The NSDE: Staying on Course in a Digital World
Since 2015, the Ministry of Education, Culture and Science (OCW) has pursued a national policy to make cultural heritage digitally accessible.
That policy is laid down in the National Strategy for Digital Heritage (NSDE) — a kind of compass that is recalibrated every three years.
It ensures that the Netherlands as a whole stays on course while technology and expectations evolve rapidly.
The NDE: The Network That Makes It Possible
Implementation of that strategy lies with the Dutch Digital Heritage Network (NDE).
That network is not a single organisation but a living ecosystem of people and institutions: museums, archives, libraries, support organisations, software developers, educators, and heritage communities — spread across the entire Kingdom.
Together they give the NSDE practical form.
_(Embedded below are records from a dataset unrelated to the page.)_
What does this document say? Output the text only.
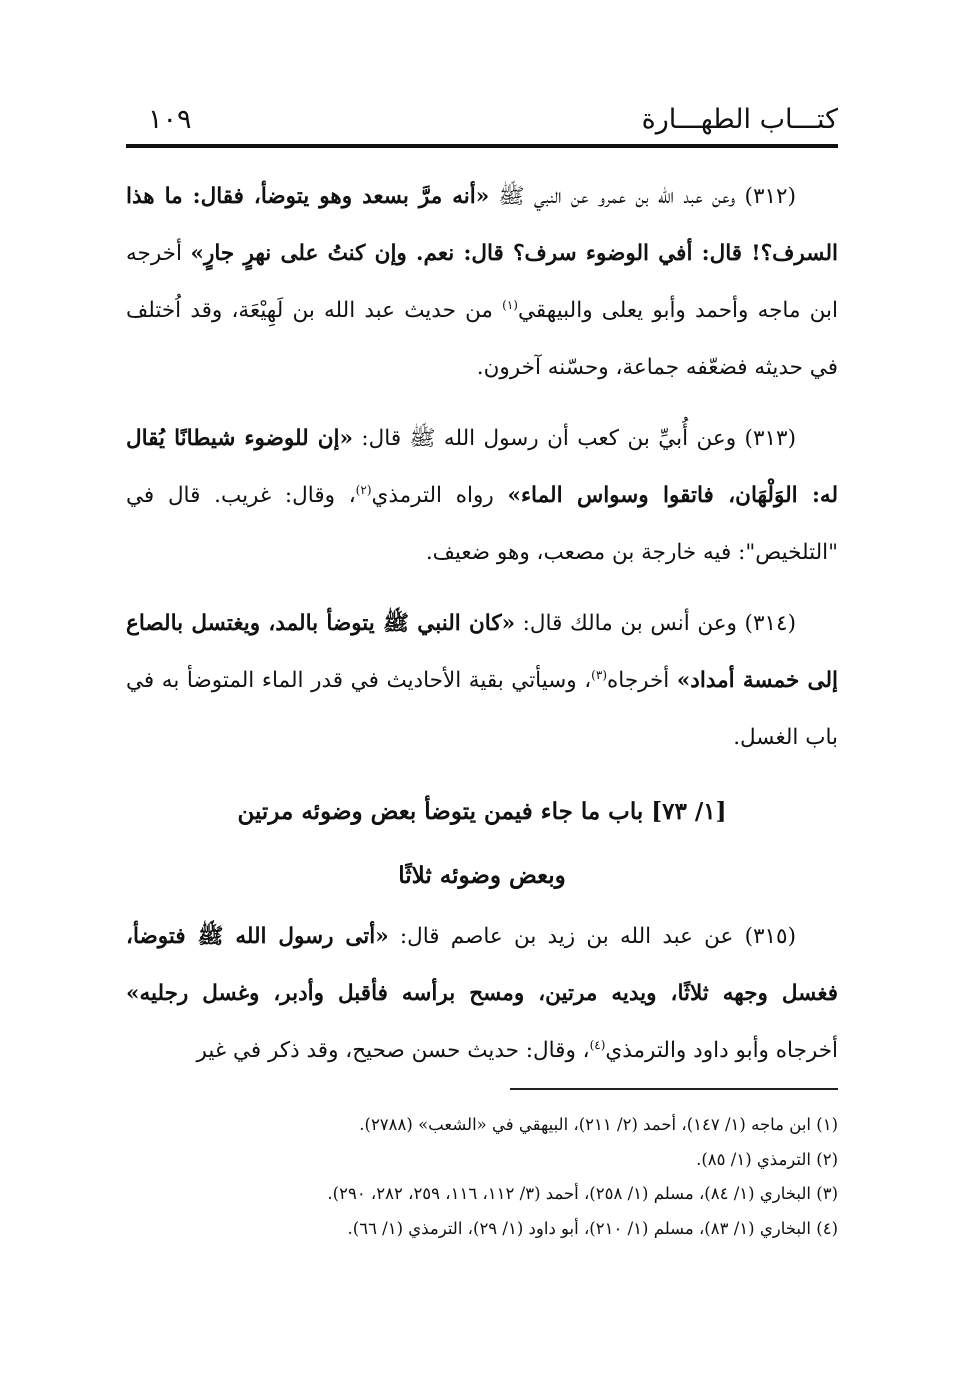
كتـــاب الطهـــارة
١٠٩

(٣١٢) وعن عبد الله بن عمرو عن النبي ﷺ «أنه مرَّ بسعد وهو يتوضأ، فقال: ما هذا السرف؟! قال: أفي الوضوء سرف؟ قال: نعم. وإن كنتُ على نهرٍ جارٍ» أخرجه ابن ماجه وأحمد وأبو يعلى والبيهقي$^{(١)}$ من حديث عبد الله بن لَهِيْعَة، وقد اُختلف في حديثه فضعّفه جماعة، وحسّنه آخرون.

(٣١٣) وعن أُبيِّ بن كعب أن رسول الله ﷺ قال: «إن للوضوء شيطانًا يُقال له: الوَلْهَان، فاتقوا وسواس الماء» رواه الترمذي$^{(٢)}$، وقال: غريب. قال في "التلخيص": فيه خارجة بن مصعب، وهو ضعيف.

(٣١٤) وعن أنس بن مالك قال: «كان النبي ﷺ يتوضأ بالمد، ويغتسل بالصاع إلى خمسة أمداد» أخرجاه$^{(٣)}$، وسيأتي بقية الأحاديث في قدر الماء المتوضأ به في باب الغسل.

[١/ ٧٣] باب ما جاء فيمن يتوضأ بعض وضوئه مرتين
وبعض وضوئه ثلاثًا

(٣١٥) عن عبد الله بن زيد بن عاصم قال: «أتى رسول الله ﷺ فتوضأ، فغسل وجهه ثلاثًا، ويديه مرتين، ومسح برأسه فأقبل وأدبر، وغسل رجليه» أخرجاه وأبو داود والترمذي$^{(٤)}$، وقال: حديث حسن صحيح، وقد ذكر في غير

(١) ابن ماجه (١/ ١٤٧)، أحمد (٢/ ٢١١)، البيهقي في «الشعب» (٢٧٨٨).

(٢) الترمذي (١/ ٨٥).

(٣) البخاري (١/ ٨٤)، مسلم (١/ ٢٥٨)، أحمد (٣/ ١١٢، ١١٦، ٢٥٩، ٢٨٢، ٢٩٠).

(٤) البخاري (١/ ٨٣)، مسلم (١/ ٢١٠)، أبو داود (١/ ٢٩)، الترمذي (١/ ٦٦).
Within the NDE, knowledge is shared, standards are developed, and collaborations emerge that make heritage sustainably visible and usable for everyone.
The DERA: The Blueprint of Digital Heritage
To make all these initiatives work together, there is the Digital Heritage Reference Architecture (DERA).
You can think of it as the blueprint of the digital heritage landscape.
The DERA describes how systems, standards, and people are connected — based on the Dutch Government Reference Architecture (NORA), but tailored to the specific needs of heritage data.
DERA provides direction for technical choices and clarifies how institutions can connect to the broader network.
This creates a coherent digital heritage system in which data is not only preserved but also meaningfully shared.
The Netherlands as a Guiding Country
Internationally, there is great interest in this Dutch model.
Within Europe, the Netherlands is seen as a guiding country for digital heritage infrastructures — not because we have the largest datasets, but because we prioritise open standards and collaboration.
The choices made within the NDE and DERA are always based on principles of transparency, reusability, and openness — values that are increasingly important worldwide.
A Living Network, Not a Blueprint
The strength of Dutch digital heritage policy lies in the network itself.
NDE, NSDE, and DERA are not documents sitting in a drawer, but living agreements between people who give heritage a digital future.
In the coming years, this network will continue to grow — both within the Netherlands and across Europe.
Because while our heritage may be national, the way we make it digitally accessible is, by its very nature, a matter of international cooperation.